Geweldige software geeft consumenten een reden om te betalen in plaats van een gratis alternatief te gebruiken. Het ontgrendelt nieuwe verdienmodellen die verder gaan dan het vertrouwen op interbancaire vergoedingen of andere op commissie gebaseerde betalingen. Door uw bedrijf te beschouwen als een bedrijf dat problemen probeert te identificeren en op te lossen, in plaats van een bedrijf dat zich richt op klantenwerving en transactievolumes, wordt het veel eenvoudiger om nieuwe kansen te identificeren, of het nu gaat om nieuwe functies om uw bedrijf te onderscheiden van de concurrentie of om nieuwe producten die u kunt upsellen aan bestaande klanten.
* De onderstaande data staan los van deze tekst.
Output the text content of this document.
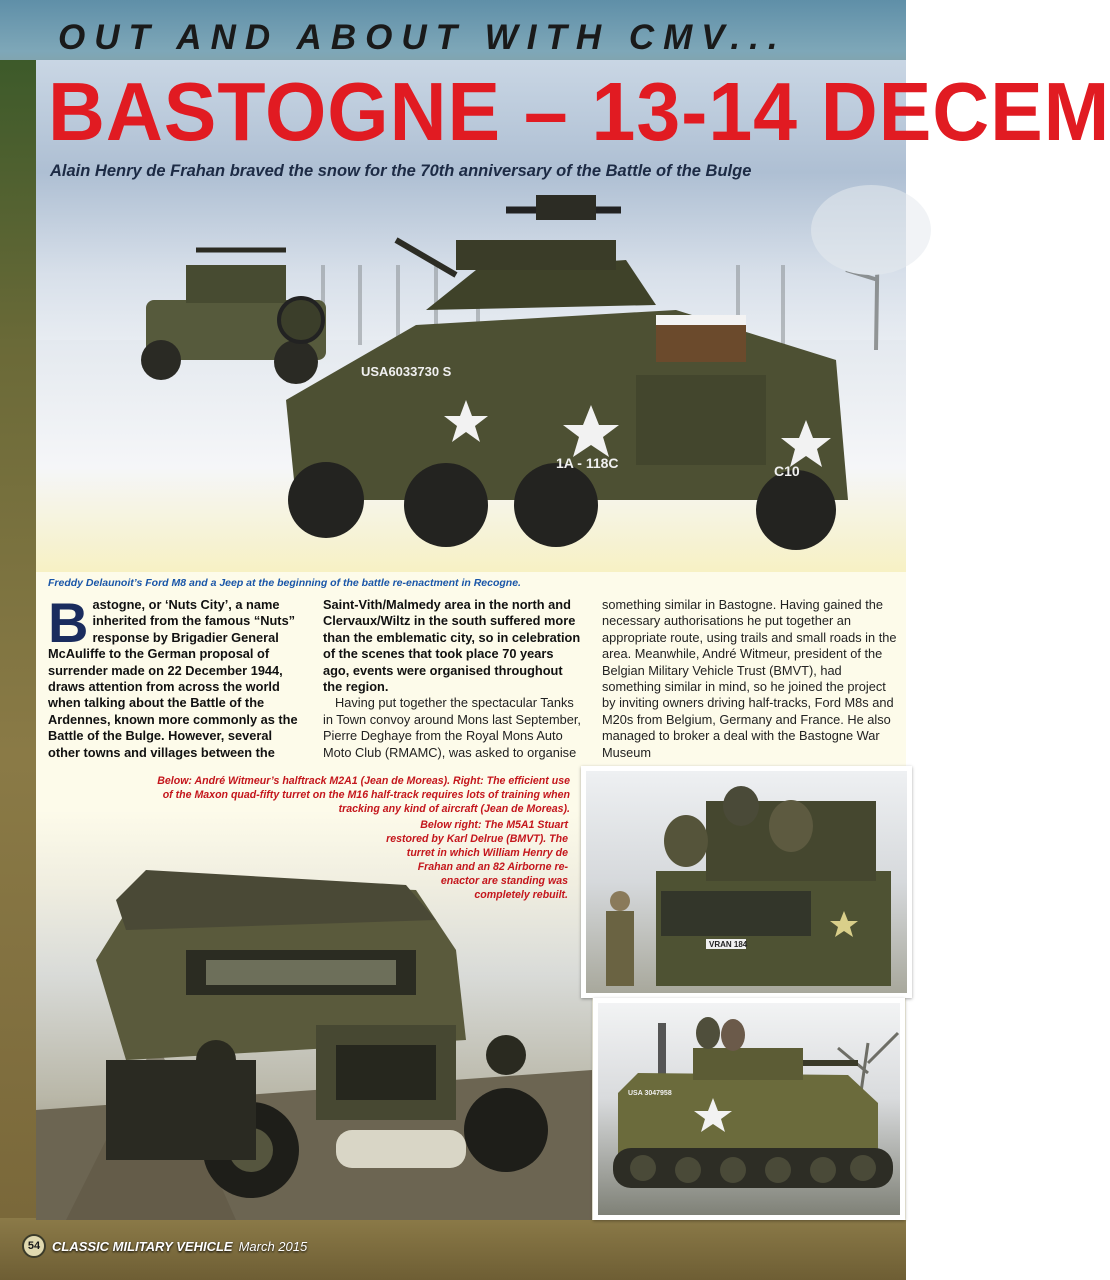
OUT AND ABOUT WITH CMV...
USA6033730 S
1A - 118C	C10
BASTOGNE – 13-14 DECEM

Alain Henry de Frahan braved the snow for the 70th anniversary of the Battle of the Bulge

Freddy Delaunoit’s Ford M8 and a Jeep at the beginning of the battle re-enactment in Recogne.

B astogne, or ‘Nuts City’, a name inherited from the famous “Nuts” response by Brigadier General McAuliffe to the German proposal of surrender made on 22 December 1944, draws attention from across the world when talking about the Battle of the Ardennes, known more commonly as the Battle of the Bulge. However, several other towns and villages between the

Saint-Vith/Malmedy area in the north and Clervaux/Wiltz in the south suffered more than the emblematic city, so in celebration of the scenes that took place 70 years ago, events were organised throughout the region.

Having put together the spectacular Tanks in Town convoy around Mons last September, Pierre Deghaye from the Royal Mons Auto Moto Club (RMAMC), was asked to organise

something similar in Bastogne. Having gained the necessary authorisations he put together an appropriate route, using trails and small roads in the area. Meanwhile, André Witmeur, president of the Belgian Military Vehicle Trust (BMVT), had something similar in mind, so he joined the project by inviting owners driving half-tracks, Ford M8s and M20s from Belgium, Germany and France. He also managed to broker a deal with the Bastogne War Museum

Below: André Witmeur’s halftrack M2A1 (Jean de Moreas). Right: The efficient use of the Maxon quad-fifty turret on the M16 half-track requires lots of training when tracking any kind of aircraft (Jean de Moreas).

Below right: The M5A1 Stuart restored by Karl Delrue (BMVT). The turret in which William Henry de Frahan and an 82 Airborne re-enactor are standing was completely rebuilt.

VRAN 184
USA 3047958
54 CLASSIC MILITARY VEHICLE March 2015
Cruciaal is dat fintechs, door software als eersteklasburgers te behandelen, hun software in licentie kunnen geven aan andere organisaties, waardoor een extra inkomstenstroom wordt ontsloten. Als de grootste bedreiging voor bestaande fintechbedrijven een overmatige afhankelijkheid van interbancaire vergoedingen is, is de gemakkelijkste manier om veerkracht te bereiken het agressief nastreven van diversificatie.
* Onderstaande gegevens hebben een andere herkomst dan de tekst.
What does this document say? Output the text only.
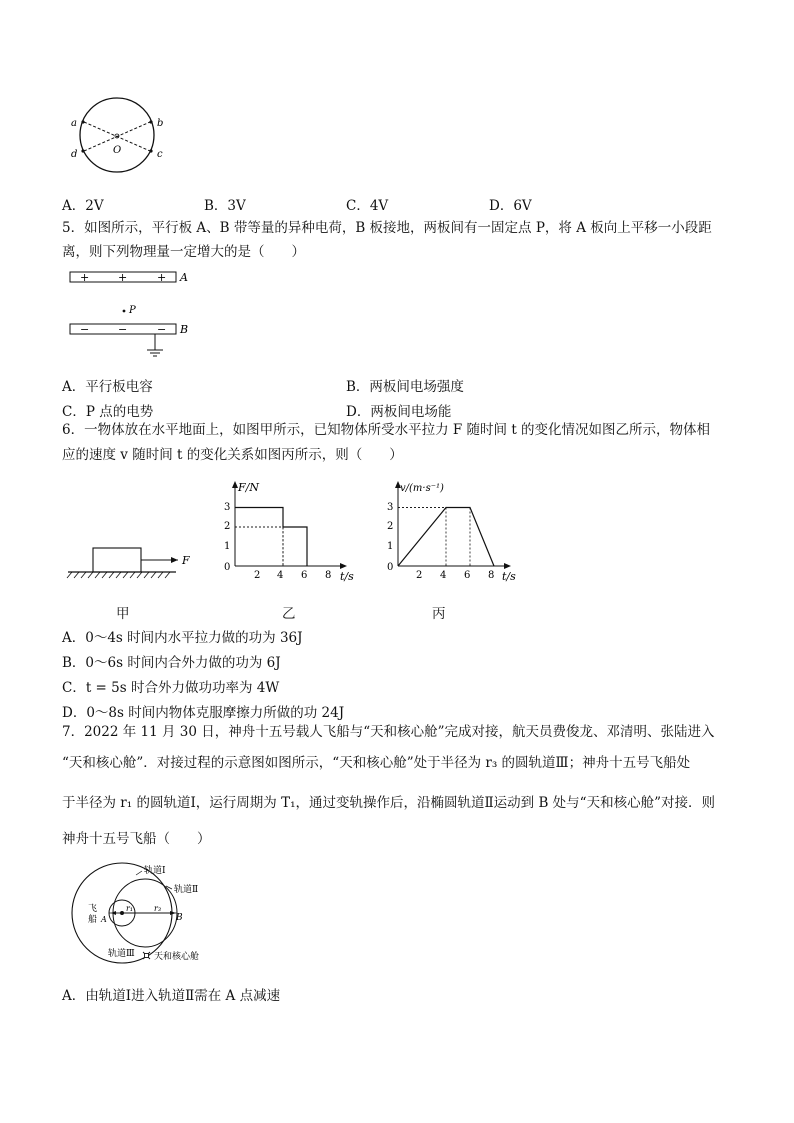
a	b
d	c
O
A．2V	B．3V	C．4V	D．6V
5．如图所示，平行板 A、B 带等量的异种电荷，B 板接地，两板间有一固定点 P，将 A 板向上平移一小段距
离，则下列物理量一定增大的是（　　）
+	+	+ A
P
−	−	− B
A．平行板电容	B．两板间电场强度
C．P 点的电势	D．两板间电场能
6．一物体放在水平地面上，如图甲所示，已知物体所受水平拉力 F 随时间 t 的变化情况如图乙所示，物体相
应的速度 v 随时间 t 的变化关系如图丙所示，则（　　）
F
甲
F/N
t/s
0
1
2
3
2 4 6 8
乙
v/(m·s⁻¹)
t/s
0
1
2
3
2 4 6 8
丙
A．0～4s 时间内水平拉力做的功为 36J
B．0～6s 时间内合外力做的功为 6J
C．t = 5s 时合外力做功功率为 4W
D．0～8s 时间内物体克服摩擦力所做的功 24J
7．2022 年 11 月 30 日，神舟十五号载人飞船与“天和核心舱”完成对接，航天员费俊龙、邓清明、张陆进入
“天和核心舱”．对接过程的示意图如图所示，“天和核心舱”处于半径为 r₃ 的圆轨道Ⅲ；神舟十五号飞船处
于半径为 r₁ 的圆轨道Ⅰ，运行周期为 T₁，通过变轨操作后，沿椭圆轨道Ⅱ运动到 B 处与“天和核心舱”对接．则
神舟十五号飞船（　　）
r₁	r₃
A	B
飞
船
轨道Ⅰ
轨道Ⅱ
轨道Ⅲ 天和核心舱
A．由轨道Ⅰ进入轨道Ⅱ需在 A 点减速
Dit is geen inherent nieuw concept. Kijk naar Microsoft, dat geld verdient uit verschillende bronnen: besturingssystemen, kantoorsoftware, cloud computing, gameconsoles en laptops. Hetzelfde kan gezegd worden voor Google, Apple, Amazon en talloze anderen. Hoewel de sterk gereguleerde aard van de financiële dienstensector uitbreiding tot een ingewikkeld en vaak bureaucratisch proces maakt, is dit zeker niet onmogelijk.
Uiteraard kost het tijd om nieuwe functies te bouwen en extra verdienmodellen te ontgrendelen. Geweldige software – echt geweldige software – vergt talent, geld en een routekaart die verder reikt dan één kwartaal. Voor veel organisaties is het realiseren van deze duurzaamheid een langetermijnambitie. Maar het is de moeite waard om te bedenken dat we ons nog steeds in een moeilijke macro-economische omgeving bevinden, en dat winstgevendheid niet langer een vies woord is voor beleggers – of op zijn minst iets dat ondergeschikt is aan groei.
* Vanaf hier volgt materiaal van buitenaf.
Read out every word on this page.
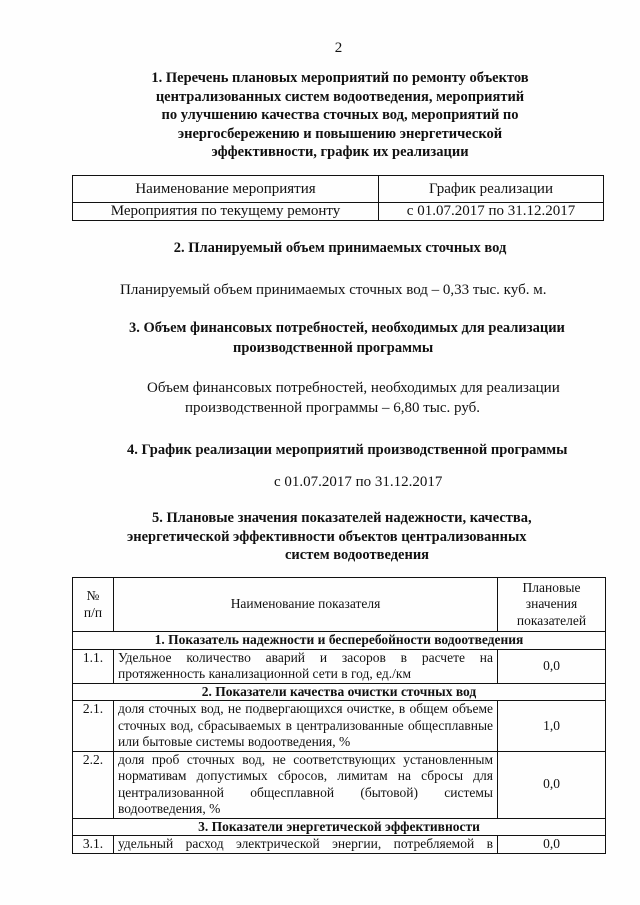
2
1. Перечень плановых мероприятий по ремонту объектов
централизованных систем водоотведения, мероприятий
по улучшению качества сточных вод, мероприятий по
энергосбережению и повышению энергетической
эффективности, график их реализации
Наименование мероприятия	График реализации
Мероприятия по текущему ремонту	с 01.07.2017 по 31.12.2017
2. Планируемый объем принимаемых сточных вод
Планируемый объем принимаемых сточных вод – 0,33 тыс. куб. м.
3. Объем финансовых потребностей, необходимых для реализации
производственной программы
Объем финансовых потребностей, необходимых для реализации
производственной программы – 6,80 тыс. руб.
4. График реализации мероприятий производственной программы
с 01.07.2017 по 31.12.2017
5. Плановые значения показателей надежности, качества,
энергетической эффективности объектов централизованных
систем водоотведения
№ п/п	Наименование показателя	Плановые значения показателей
1. Показатель надежности и бесперебойности водоотведения		
1.1.	Удельное количество аварий и засоров в расчете на протяженность канализационной сети в год, ед./км	0,0
2. Показатели качества очистки сточных вод		
2.1.	доля сточных вод, не подвергающихся очистке, в общем объеме сточных вод, сбрасываемых в централизованные общесплавные или бытовые системы водоотведения, %	1,0
2.2.	доля проб сточных вод, не соответствующих установленным нормативам допустимых сбросов, лимитам на сбросы для централизованной общесплавной (бытовой) системы водоотведения, %	0,0
3. Показатели энергетической эффективности		
3.1.	удельный расход электрической энергии, потребляемой в	0,0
Als u laat zien dat u serieus bent over duurzaamheid op de lange termijn en dat u een weg naar winstgevendheid heeft, kunt u dit goed van pas komen bij uw volgende financieringsronde.
En ten slotte moeten ze overwegen of de prikkels die ze bieden nog steeds zinvol zijn, gezien de onrust die we hebben gezien in de financiële sector. Dit jaar is nog niet voorbij en we zijn al getuige geweest van drie grote bankfaillissementen en de ineenstorting of overname van talloze andere kleinere aanbieders. Gezien de aanhoudende consternatie kan stabiliteit – en vooral het vermogen om een beeld van stabiliteit uit te stralen – een nuttig marketinginstrument zijn.